Unfortunately, my kids share a room and a bunk bed situation is what we’ve got going on.  Daphne, 3 years old, is on the bottom while Dylan is on the top.  I even let the kids pick out the bunk bed at Ikea, which is why it doesn’t match the rest of their bedroom furniture.  I tried taking away their screens 90 minutes for bed – which is what sleep specialists recommend.  I tried reading to them, I tried snuggling them, not snuggling them, the chair method, putting them to bed at the same time, at different times, in the same room, in different rooms, I mean, basically I tried everything.  My husband and I gave it everything we had.  And still, no freaking luck.  Bedtime was in some cases taking 2 hours and stretching into 10:30.

How many dishes do you think I want to load into the dishwasher at 10:30? How many loads of laundry do I want to fold? ZERO.

I had nothing left to give.  Forget about actually sitting down to read/watch tv/write/talk to my husband. I was spent, and the only thing I really wanted was comfort Netflix and a jar of Nutella, with a spoon.

When summer was winding down I knew this chaos wasn’t going to work so I decided to come up with my own method.

We gotta have them in their beds by 9. So working backwards:

First, whoever needs a shower gets one.  Sometimes its both kids, sometimes its just one and hopefully it’s zero, because for some odd reason I hate bathing my kids.

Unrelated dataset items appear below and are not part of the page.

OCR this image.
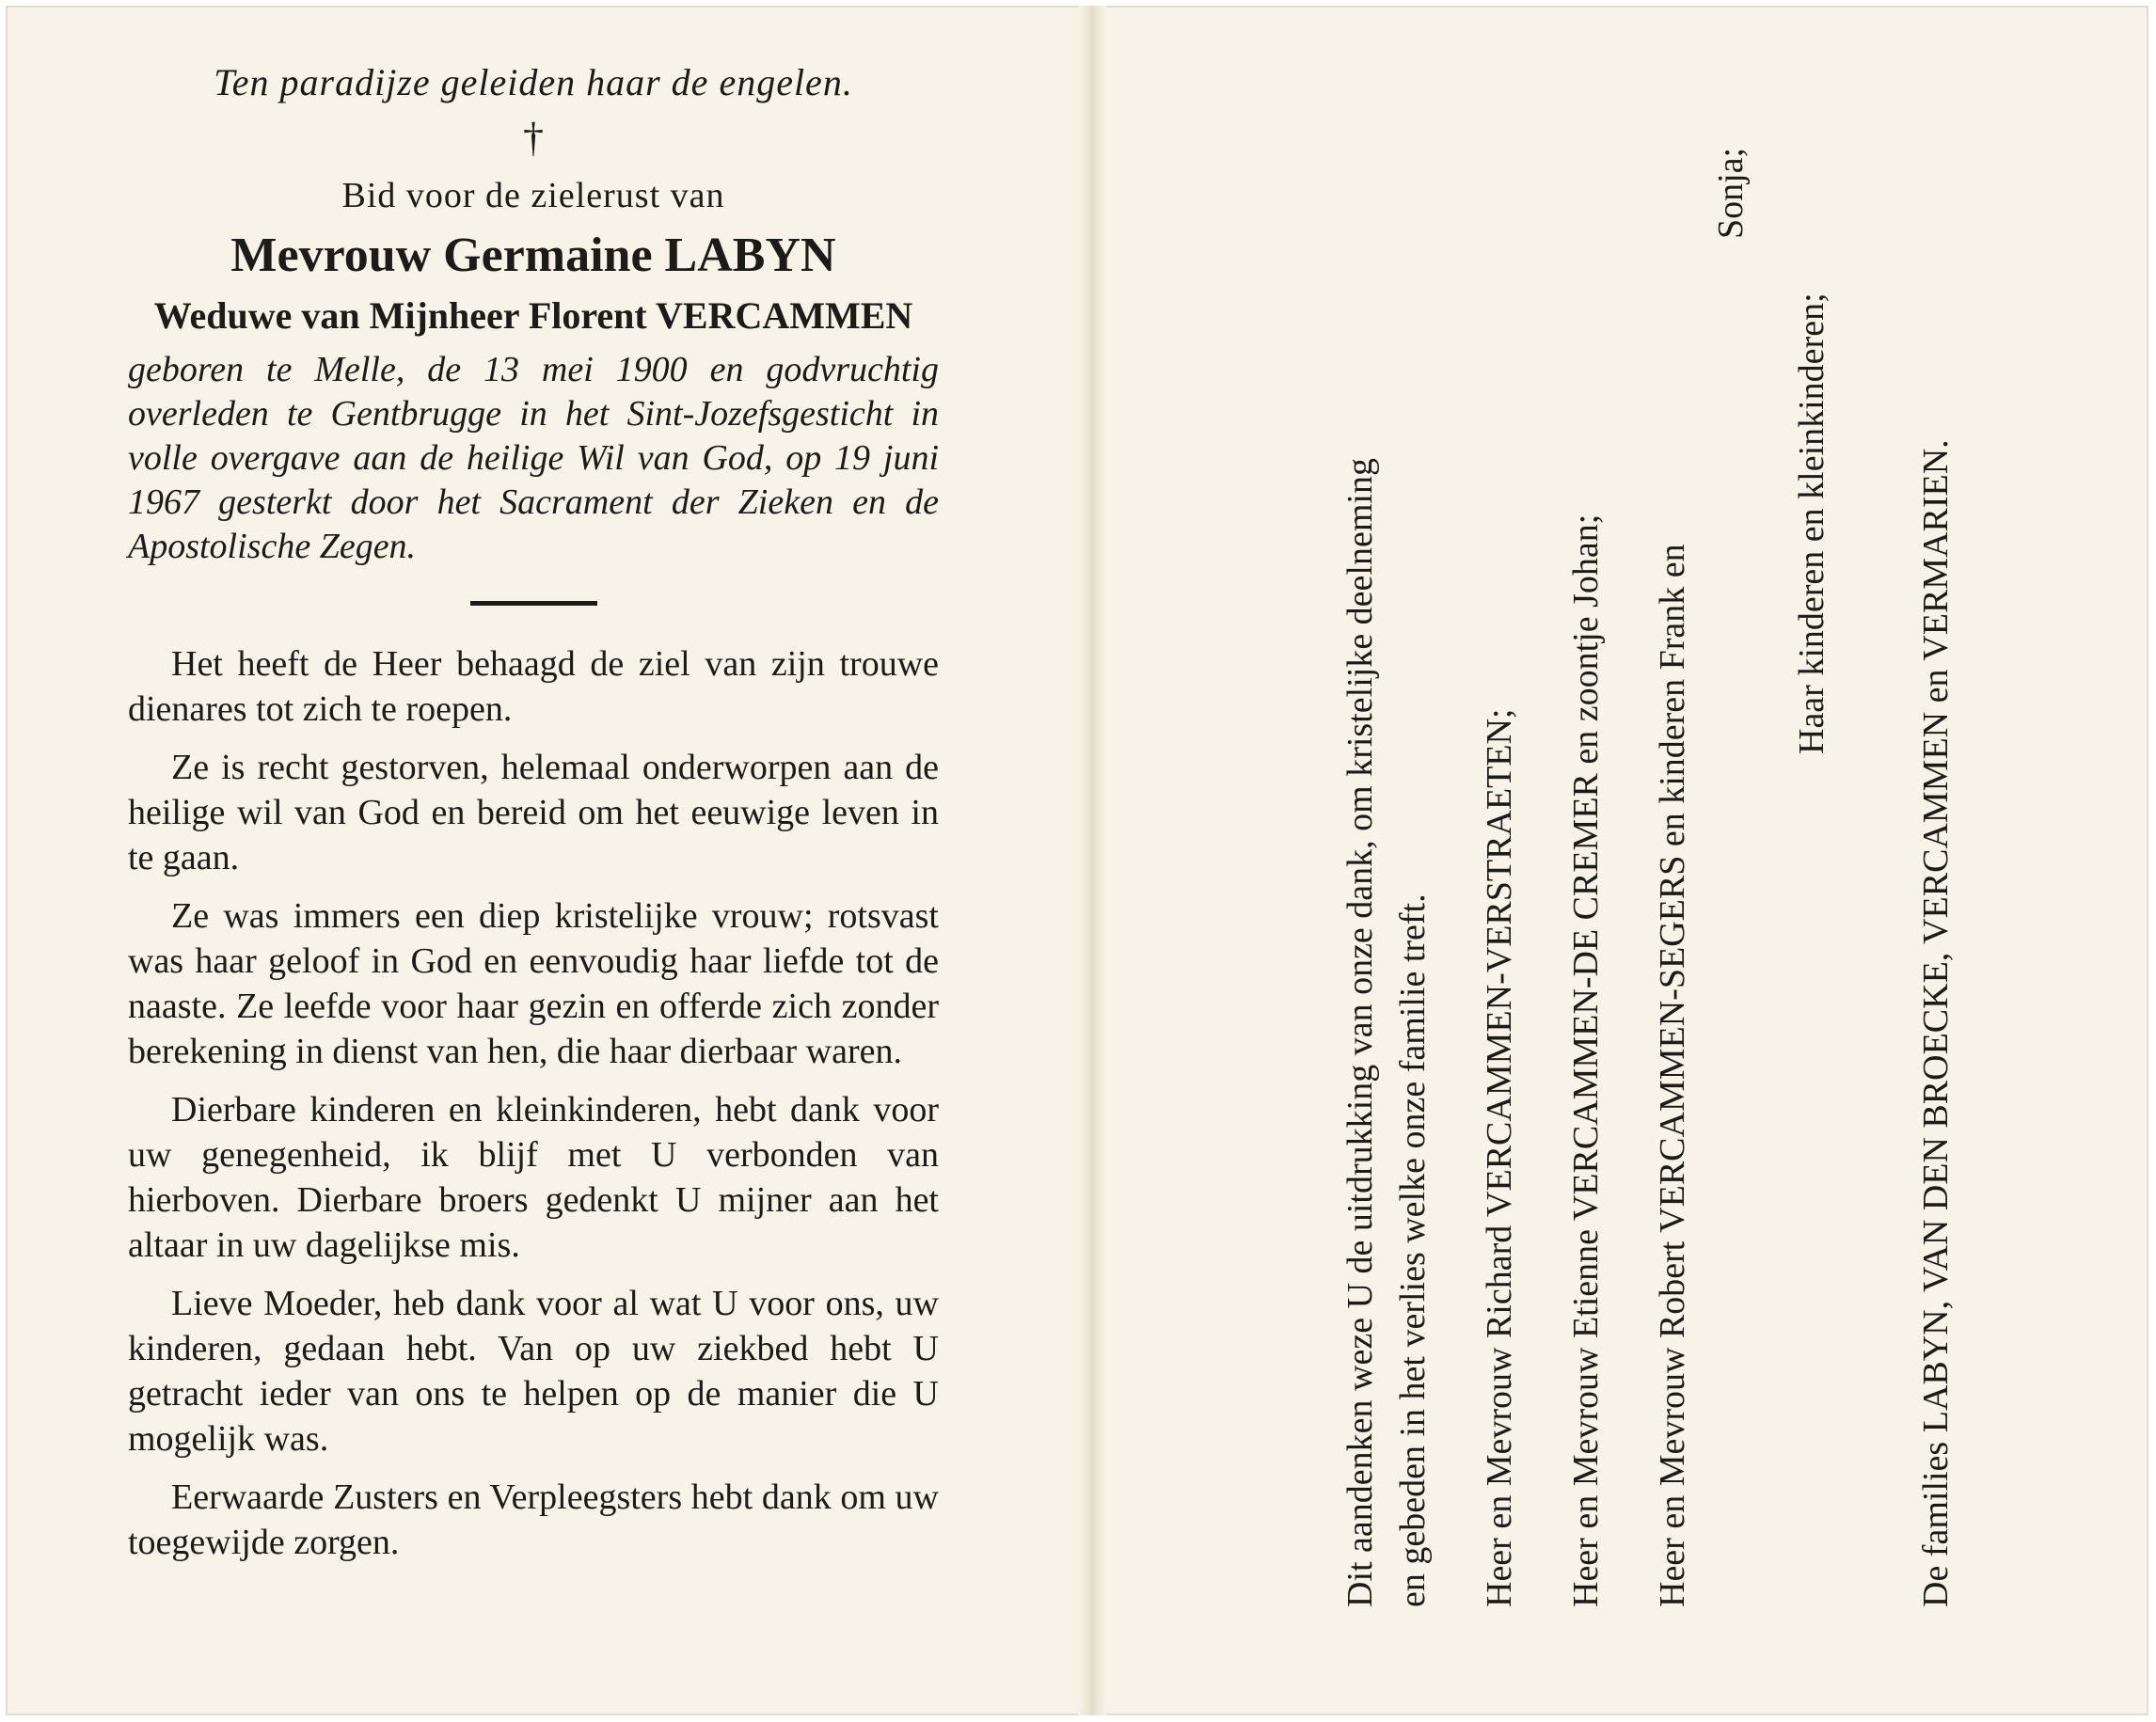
Ten paradijze geleiden haar de engelen.
†
Bid voor de zielerust van
Mevrouw Germaine LABYN
Weduwe van Mijnheer Florent VERCAMMEN
geboren te Melle, de 13 mei 1900 en godvruchtig overleden te Gentbrugge in het Sint-Jozefsgesticht in volle overgave aan de heilige Wil van God, op 19 juni 1967 gesterkt door het Sacrament der Zieken en de Apostolische Zegen.

Het heeft de Heer behaagd de ziel van zijn trouwe dienares tot zich te roepen.

Ze is recht gestorven, helemaal onderworpen aan de heilige wil van God en bereid om het eeuwige leven in te gaan.

Ze was immers een diep kristelijke vrouw; rotsvast was haar geloof in God en eenvoudig haar liefde tot de naaste. Ze leefde voor haar gezin en offerde zich zonder berekening in dienst van hen, die haar dierbaar waren.

Dierbare kinderen en kleinkinderen, hebt dank voor uw genegenheid, ik blijf met U verbonden van hierboven. Dierbare broers gedenkt U mijner aan het altaar in uw dagelijkse mis.

Lieve Moeder, heb dank voor al wat U voor ons, uw kinderen, gedaan hebt. Van op uw ziekbed hebt U getracht ieder van ons te helpen op de manier die U mogelijk was.

Eerwaarde Zusters en Verpleegsters hebt dank om uw toegewijde zorgen.	Dit aandenken weze U de uitdrukking van onze dank, om kristelijke deelneming en gebeden in het verlies welke onze familie treft. Heer en Mevrouw Richard VERCAMMEN-VERSTRAETEN; Heer en Mevrouw Etienne VERCAMMEN-DE CREMER en zoontje Johan; Heer en Mevrouw Robert VERCAMMEN-SEGERS en kinderen Frank en
Sonja;
Haar kinderen en kleinkinderen; De families LABYN, VAN DEN BROECKE, VERCAMMEN en VERMARIEN.
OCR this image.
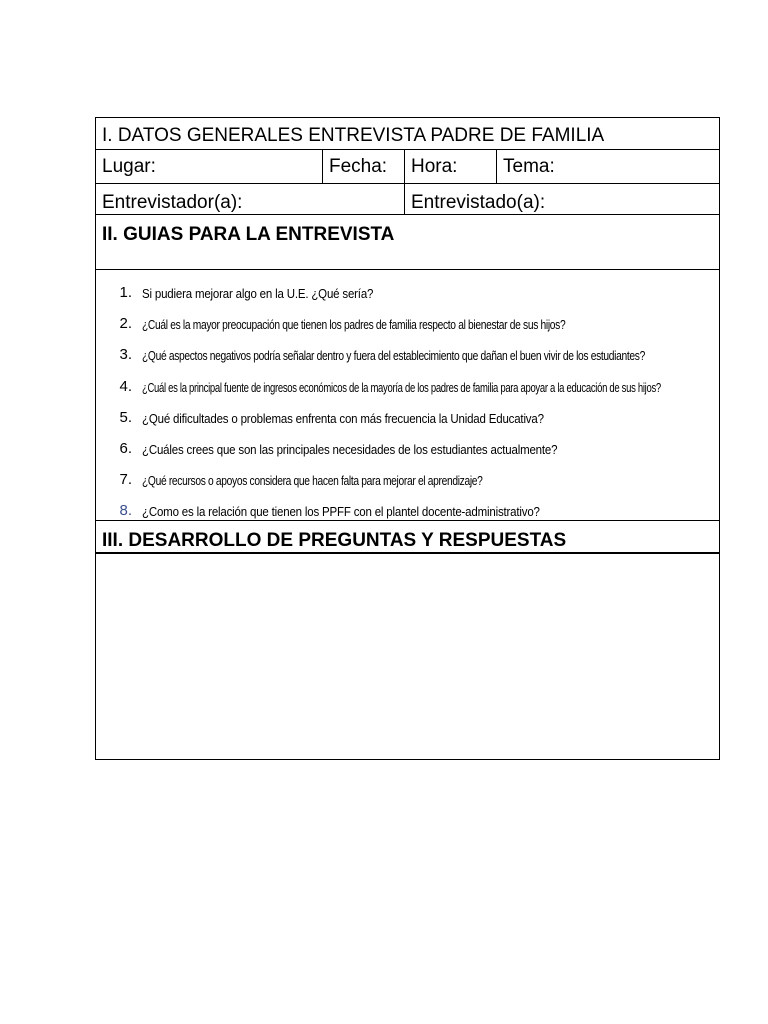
I. DATOS GENERALES ENTREVISTA PADRE DE FAMILIA
Lugar:	Fecha:	Hora:	Tema:
Entrevistador(a):	Entrevistado(a):
II. GUIAS PARA LA ENTREVISTA
1. Si pudiera mejorar algo en la U.E. ¿Qué sería?
2. ¿Cuál es la mayor preocupación que tienen los padres de familia respecto al bienestar de sus hijos?
3. ¿Qué aspectos negativos podría señalar dentro y fuera del establecimiento que dañan el buen vivir de los estudiantes?
4. ¿Cuál es la principal fuente de ingresos económicos de la mayoría de los padres de familia para apoyar a la educación de sus hijos?
5. ¿Qué dificultades o problemas enfrenta con más frecuencia la Unidad Educativa?
6. ¿Cuáles crees que son las principales necesidades de los estudiantes actualmente?
7. ¿Qué recursos o apoyos considera que hacen falta para mejorar el aprendizaje?
8. ¿Como es la relación que tienen los PPFF con el plantel docente-administrativo?
III. DESARROLLO DE PREGUNTAS Y RESPUESTAS
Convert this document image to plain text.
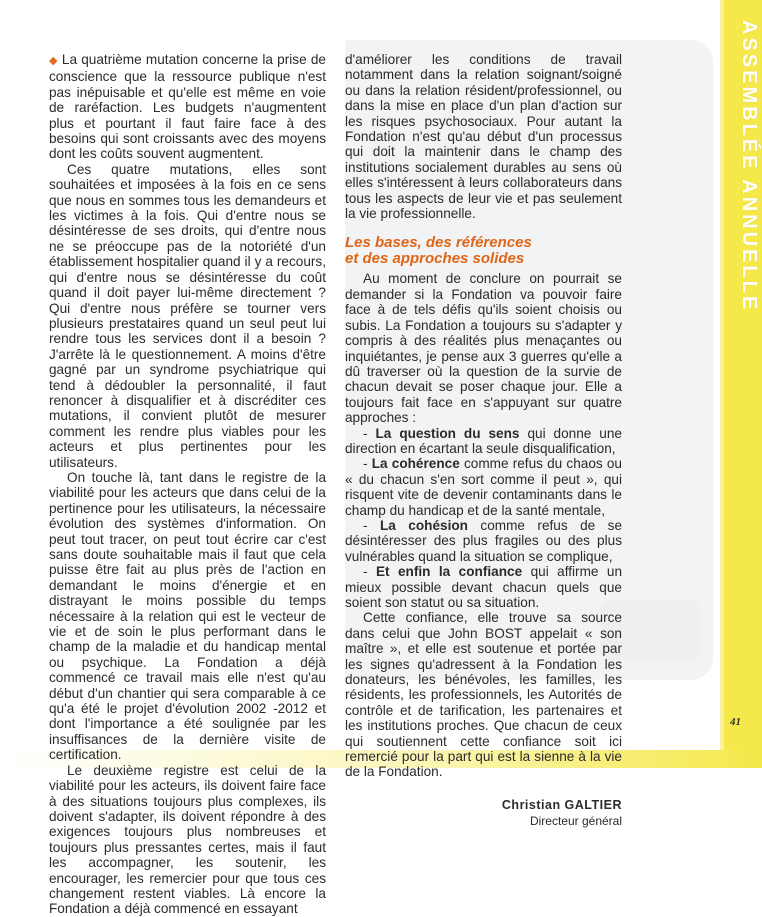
ASSEMBLÉE ANNUELLE

◆ La quatrième mutation concerne la prise de conscience que la ressource publique n'est pas inépuisable et qu'elle est même en voie de raréfaction. Les budgets n'augmentent plus et pourtant il faut faire face à des besoins qui sont croissants avec des moyens dont les coûts souvent augmentent.

Ces quatre mutations, elles sont souhaitées et imposées à la fois en ce sens que nous en sommes tous les demandeurs et les victimes à la fois. Qui d'entre nous se désintéresse de ses droits, qui d'entre nous ne se préoccupe pas de la notoriété d'un établissement hospitalier quand il y a recours, qui d'entre nous se désintéresse du coût quand il doit payer lui-même directement ? Qui d'entre nous préfère se tourner vers plusieurs prestataires quand un seul peut lui rendre tous les services dont il a besoin ? J'arrête là le questionnement. A moins d'être gagné par un syndrome psychiatrique qui tend à dédoubler la personnalité, il faut renoncer à disqualifier et à discréditer ces mutations, il convient plutôt de mesurer comment les rendre plus viables pour les acteurs et plus pertinentes pour les utilisateurs.

On touche là, tant dans le registre de la viabilité pour les acteurs que dans celui de la pertinence pour les utilisateurs, la nécessaire évolution des systèmes d'information. On peut tout tracer, on peut tout écrire car c'est sans doute souhaitable mais il faut que cela puisse être fait au plus près de l'action en demandant le moins d'énergie et en distrayant le moins possible du temps nécessaire à la relation qui est le vecteur de vie et de soin le plus performant dans le champ de la maladie et du handicap mental ou psychique. La Fondation a déjà commencé ce travail mais elle n'est qu'au début d'un chantier qui sera comparable à ce qu'a été le projet d'évolution 2002 -2012 et dont l'importance a été soulignée par les insuffisances de la dernière visite de certification.

Le deuxième registre est celui de la viabilité pour les acteurs, ils doivent faire face à des situations toujours plus complexes, ils doivent s'adapter, ils doivent répondre à des exigences toujours plus nombreuses et toujours plus pressantes certes, mais il faut les accompagner, les soutenir, les encourager, les remercier pour que tous ces changement restent viables. Là encore la Fondation a déjà commencé en essayant

d'améliorer les conditions de travail notamment dans la relation soignant/soigné ou dans la relation résident/professionnel, ou dans la mise en place d'un plan d'action sur les risques psychosociaux. Pour autant la Fondation n'est qu'au début d'un processus qui doit la maintenir dans le champ des institutions socialement durables au sens où elles s'intéressent à leurs collaborateurs dans tous les aspects de leur vie et pas seulement la vie professionnelle.

Les bases, des références
et des approches solides

Au moment de conclure on pourrait se demander si la Fondation va pouvoir faire face à de tels défis qu'ils soient choisis ou subis. La Fondation a toujours su s'adapter y compris à des réalités plus menaçantes ou inquiétantes, je pense aux 3 guerres qu'elle a dû traverser où la question de la survie de chacun devait se poser chaque jour. Elle a toujours fait face en s'appuyant sur quatre approches :

- La question du sens qui donne une direction en écartant la seule disqualification,

- La cohérence comme refus du chaos ou « du chacun s'en sort comme il peut », qui risquent vite de devenir contaminants dans le champ du handicap et de la santé mentale,

- La cohésion comme refus de se désintéresser des plus fragiles ou des plus vulnérables quand la situation se complique,

- Et enfin la confiance qui affirme un mieux possible devant chacun quels que soient son statut ou sa situation.

Cette confiance, elle trouve sa source dans celui que John BOST appelait « son maître », et elle est soutenue et portée par les signes qu'adressent à la Fondation les donateurs, les bénévoles, les familles, les résidents, les professionnels, les Autorités de contrôle et de tarification, les partenaires et les institutions proches. Que chacun de ceux qui soutiennent cette confiance soit ici remercié pour la part qui est la sienne à la vie de la Fondation.

Christian GALTIER
Directeur général
41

Second, they get one show to watch together in my bed.  Their options are Frasier, Friends, Cheers, or Comedians in Cars Getting Coffee (click the links for their favorite episodes).  These shows are interesting to them without riling them up (like a kids show would).  I know it’s not perfect parenting, but I was desperate, OK?!  We all have our dirty little (parenting) secrets!

Then its off to their bunks.  Either my husband or I will sit in the room with them until the fall asleep (usually scrolling our phones or maybe reading on my Kindle).  We try not to snuggle Daphne on the lower bunk because it makes Dylan feel major FOMO.  My ego can’t handle getting up on the top bunk and truly feeling my age/weight, so that’s not an option.

Then we pray. Hard.

Somehow, it worked.  My kids were just tired enough at 9 to want to go to bed, even though I was told (and I wanted) the kids to have a super early bedtime.  Most nights I’m outta there by 9:10.  It’s a miracle.

Now maybe it’s because Daphne stopped napping that’s she’s finally fallen in line.  If so, great! There’s gotta be some upside to having her awake all day!

Then I get to decide what to do for another 90 minutes before I try for my own bedtime.  Housework, writing this blog, tv, whatever – its all available to me!

I’ve been struggling with this bedtime nonsense for about 18 months and I think it’s basically broken me.  But now that it’s over, I’m slowly putting myself back together again.  One unloaded dishwasher, folded load of laundry at a time.